O Procurador da República, Deltan Dallagnol, que ganhou notoriedade por integrar e coordenar a maior operação contra corupção da história do Brasil: a Lava Jato, que desvendou crimes de corrupção na Petrobras e em outras estatais; fez um desabafo nas redes sociais, nesta quinta-feira (15), sobre a anulação das sentenças do ex-presidente e ex-presidiário, Luiz Inácio Lula da Silva (PT), no Supremo Tribunal Federal (STF) e o envio dos processos a Brasília.
Para o procurador, “a irracionalidade do sistema judiciário brasileiro privilegia a insegurança jurídica e amplia argumentos diferentes que favorecem a impunidade e desfavorece a justiça.”
Confira a íntegra do texto:
“A decisão do STF de, hoje, expõe uma face de um sistema de justiça criminal disfuncional: se o caso do ex-presidente Lula tivesse tramitado em Brasília, teria sido anulado também. Ou seja: o desenho do sistema brasileiro o torna um jogo de perde-perde para a sociedade. Explico:
No caso Lula, o STJ entendeu que a Justiça Federal em Curitiba deveria julgar o caso. Ou seja: se o caso tivesse tramitado em Brasília, o STJ teria anulado o caso em habeas corpus, em decisão contra a qual não caberia recurso (concessão de HC é irrecorrível).
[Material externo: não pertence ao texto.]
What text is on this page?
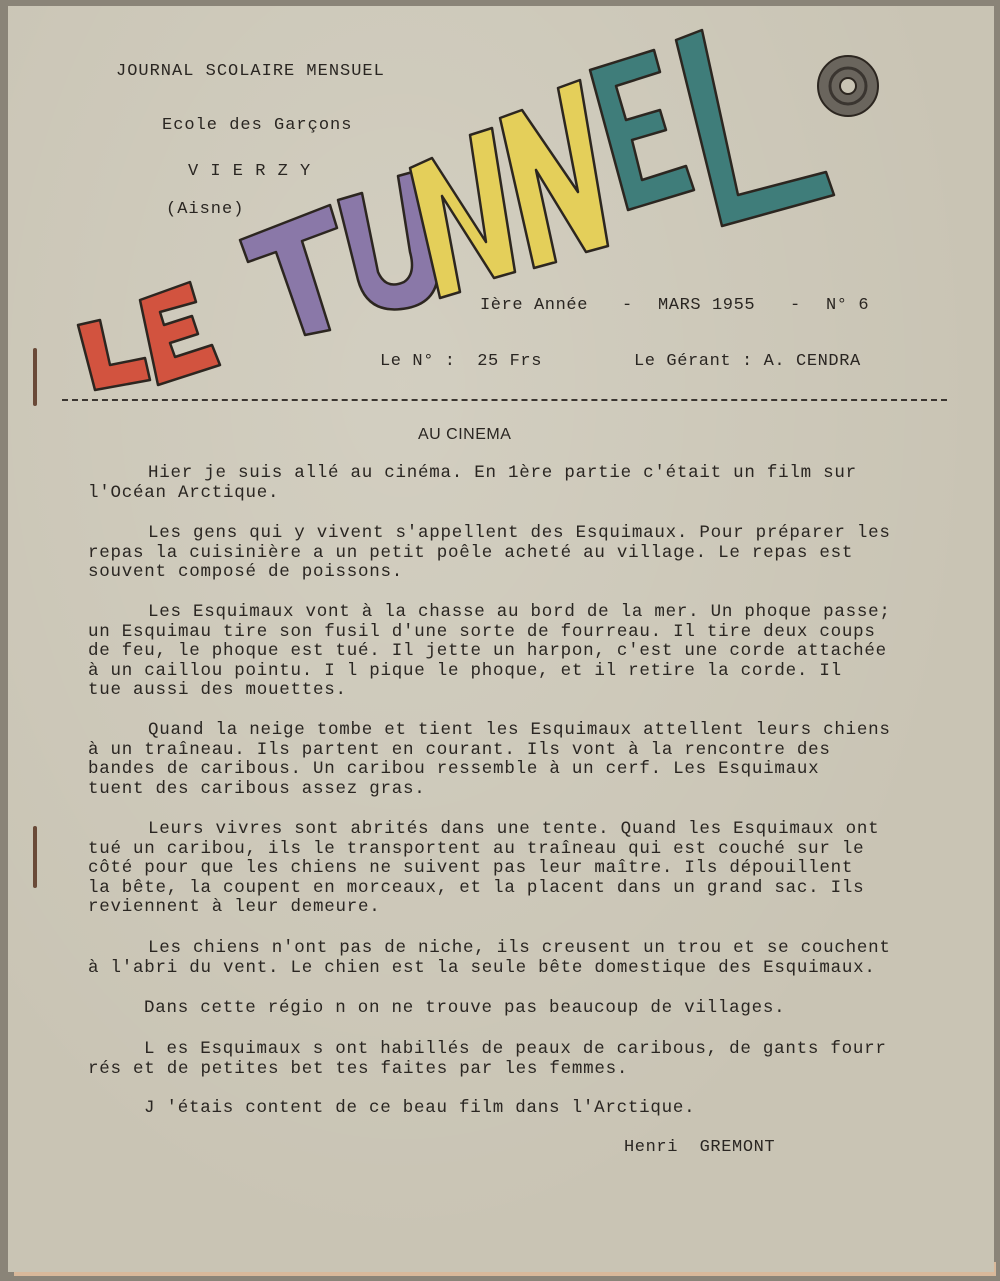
JOURNAL SCOLAIRE MENSUEL
Ecole des Garçons
V I E R Z Y
(Aisne)
Ière Année - MARS 1955 - N° 6
Le N° :  25 Frs	Le Gérant : A. CENDRA
AU CINEMA
Hier je suis allé au cinéma. En 1ère partie c'était un film sur
l'Océan Arctique.
Les gens qui y vivent s'appellent des Esquimaux. Pour préparer les
repas la cuisinière a un petit poêle acheté au village. Le repas est
souvent composé de poissons.
Les Esquimaux vont à la chasse au bord de la mer. Un phoque passe;
un Esquimau tire son fusil d'une sorte de fourreau. Il tire deux coups
de feu, le phoque est tué. Il jette un harpon, c'est une corde attachée
à un caillou pointu. I l pique le phoque, et il retire la corde. Il
tue aussi des mouettes.
Quand la neige tombe et tient les Esquimaux attellent leurs chiens
à un traîneau. Ils partent en courant. Ils vont à la rencontre des
bandes de caribous. Un caribou ressemble à un cerf. Les Esquimaux
tuent des caribous assez gras.
Leurs vivres sont abrités dans une tente. Quand les Esquimaux ont
tué un caribou, ils le transportent au traîneau qui est couché sur le
côté pour que les chiens ne suivent pas leur maître. Ils dépouillent
la bête, la coupent en morceaux, et la placent dans un grand sac. Ils
reviennent à leur demeure.
Les chiens n'ont pas de niche, ils creusent un trou et se couchent
à l'abri du vent. Le chien est la seule bête domestique des Esquimaux.
Dans cette régio n on ne trouve pas beaucoup de villages.
L es Esquimaux s ont habillés de peaux de caribous, de gants fourr
rés et de petites bet tes faites par les femmes.
J 'étais content de ce beau film dans l'Arctique.
Henri  GREMONT
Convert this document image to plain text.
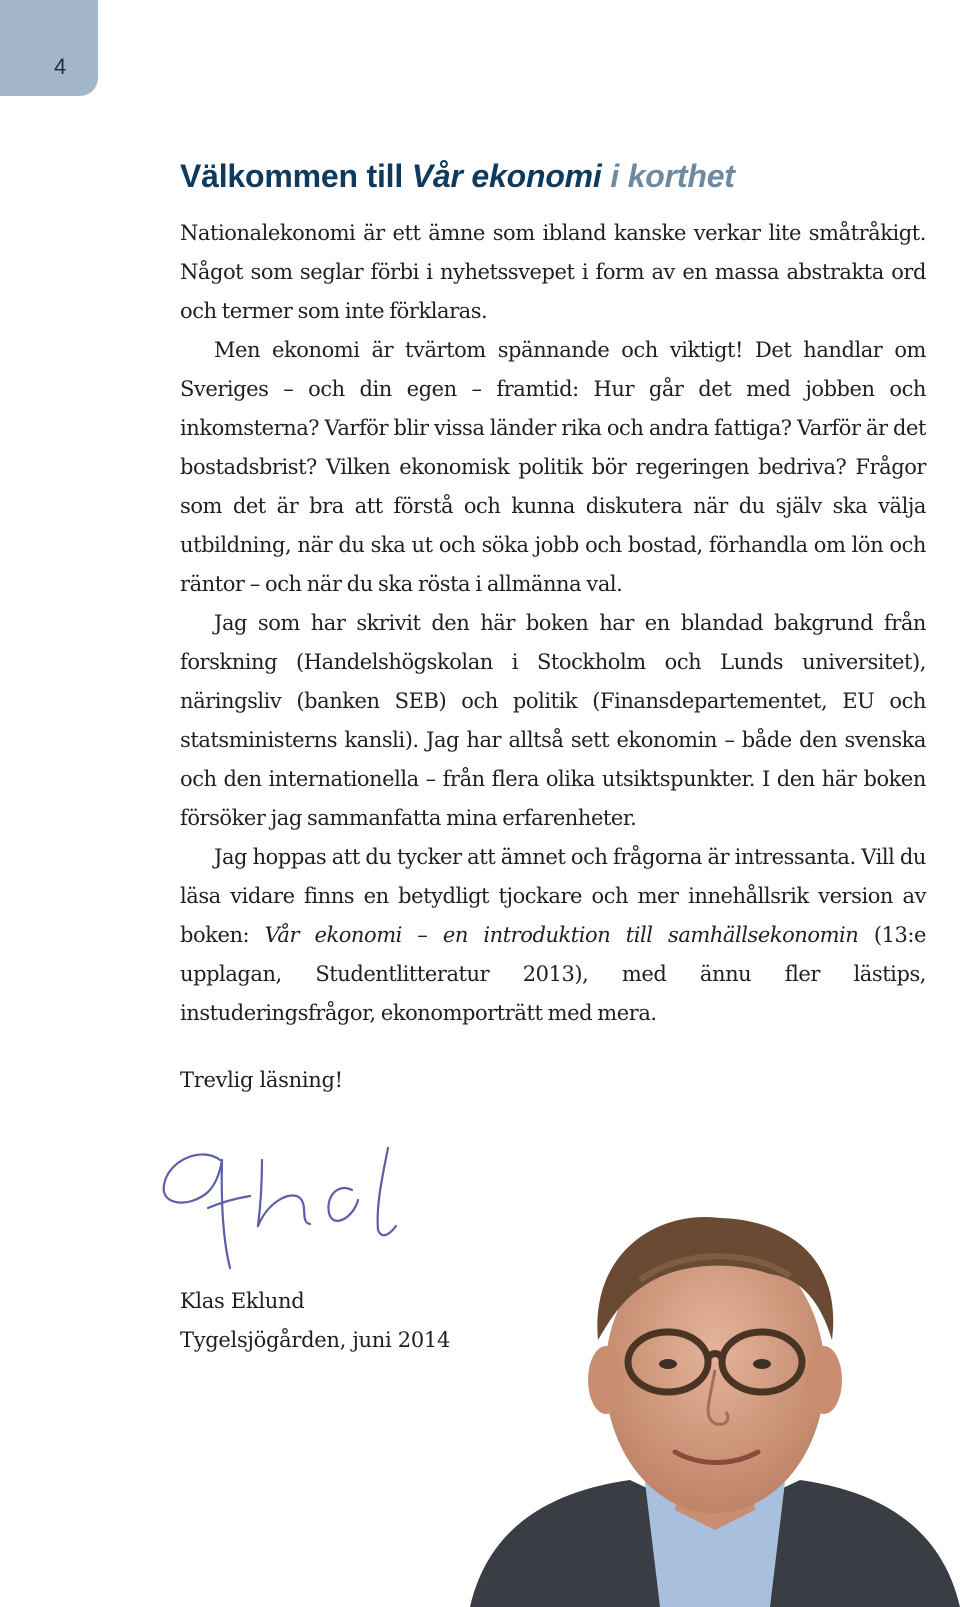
4
Välkommen till Vår ekonomi i korthet

Nationalekonomi är ett ämne som ibland kanske verkar lite småtråkigt. Något som seglar förbi i nyhetssvepet i form av en massa abstrakta ord och termer som inte förklaras.

Men ekonomi är tvärtom spännande och viktigt! Det handlar om Sveriges – och din egen – framtid: Hur går det med jobben och inkomsterna? Varför blir vissa länder rika och andra fattiga? Varför är det bostadsbrist? Vilken ekonomisk politik bör regeringen bedriva? Frågor som det är bra att förstå och kunna diskutera när du själv ska välja utbildning, när du ska ut och söka jobb och bostad, förhandla om lön och räntor – och när du ska rösta i allmänna val.

Jag som har skrivit den här boken har en blandad bakgrund från forskning (Handelshögskolan i Stockholm och Lunds universitet), näringsliv (banken SEB) och politik (Finansdepartementet, EU och statsministerns kansli). Jag har alltså sett ekonomin – både den svenska och den internationella – från flera olika utsiktspunkter. I den här boken försöker jag sammanfatta mina erfarenheter.

Jag hoppas att du tycker att ämnet och frågorna är intressanta. Vill du läsa vidare finns en betydligt tjockare och mer innehållsrik version av boken: Vår ekonomi – en introduktion till samhällsekonomin (13:e upplagan, Studentlitteratur 2013), med ännu fler lästips, instuderingsfrågor, ekonomporträtt med mera.

Trevlig läsning!
Klas Eklund
Tygelsjögården, juni 2014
Se isso ocorresse, em seguida, o caso tramitaria em Curitiba e seria novamente questionado nas instâncias superiores. Sabemos o que sucederia: chegando ao STF, este remeteria o caso de novo para Brasília, anulando mais uma vez a condenação.
Resumo: se correr o bicho pega; se ficar o bicho come. Não havia como desenvolver um processo que não fosse anulado, o que favorece a prescrição e a impunidade. Isso mostra que o sistema de justiça é extremamente irracional, para a frustração de quem busca justiça no país da corrupção.
Um complicador: em casos complexos, como os de corrupção e lavagem de dinheiro, os fatos são praticados usualmente em diferentes lugares. Isso permite construir argumentos que justificam a competência de diferentes locais ou mesmo diferentes ramos de justiça.
A razoabilidade de argumentos contrários sobre a “competência” (local do caso), somado ao fato de que temos três (e não duas) instâncias revisoras, sem possibilidade de recorrer contra a decisão favorável à defesa em HC, aumenta exponencialmente anulações com base na competência.
Isso mesmo. Nosso raciocínio envolveu a anulação por conta da discordância de dois tribunais. Um terceiro, o Tribunal de Apelação, poderia inserir um terceiro ciclo de anulação do processo nessa história. Veja-se que hoje houve quem cogitou que a competência é de São Paulo e não Brasília.
Essas anulações, por sua vez, aumentam exponencialmente as chances de prescrição, ou seja, de completa impunidade. O campo da disputa processual é desnivelado em favor daqueles acusados de cometer crimes, especialmente complexos.
A irracionalidade desse sistema, que privilegia a insegurança jurídica, é ampliada pelo fato de que o que assegura a justiça do julgamento não é na verdade o lugar territorial em que ele acontece, mas o embasamento da decisão nos fatos, nas provas e na lei.
Assim, o apego a argumentos técnicos sobre competência territorial, que sempre podem ser formulados em diferentes direções, gira a roda de um sistema irracional que favorece a impunidade e desfavorece a justiça.”